Ich starrte auf meinen eigenen Teller; mir war der Appetit vergangen. Nach ein paar Minuten habt ihr eure Teller zur Spüle gebracht. Der Klempner kam wieder herunter, erklärte, dass er fertig sei, und legte die Rechnung auf die Arbeitsplatte.
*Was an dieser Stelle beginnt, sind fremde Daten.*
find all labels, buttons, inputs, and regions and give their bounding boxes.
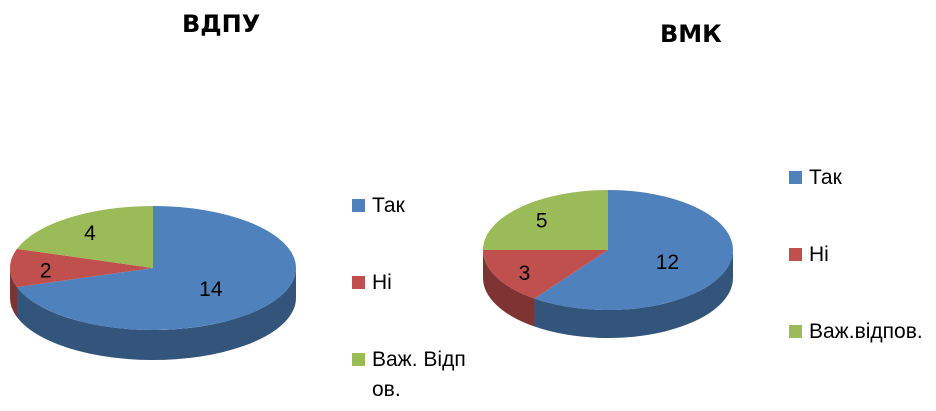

Dann klingelte das Telefon, zweimal, und eine von euch hob ab.
Um sieben Uhr dreißig rief ich Sean auf dem Handy an, und sofort sprang die Voicemail an.
Um acht warf ich mein kaltes Essen in den Müll.
Um acht Uhr dreißig steckte ich dich ins Bett.
Um acht Uhr fünfundvierzig rief ich auf dem Revier an. »Charlotte O’Keefe hier«, meldete ich mich. »Wissen Sie, ob Sean heute noch eine Schicht übernommen hat?«
»Er ist um Viertel vor sechs gegangen«, sagte der Beamte.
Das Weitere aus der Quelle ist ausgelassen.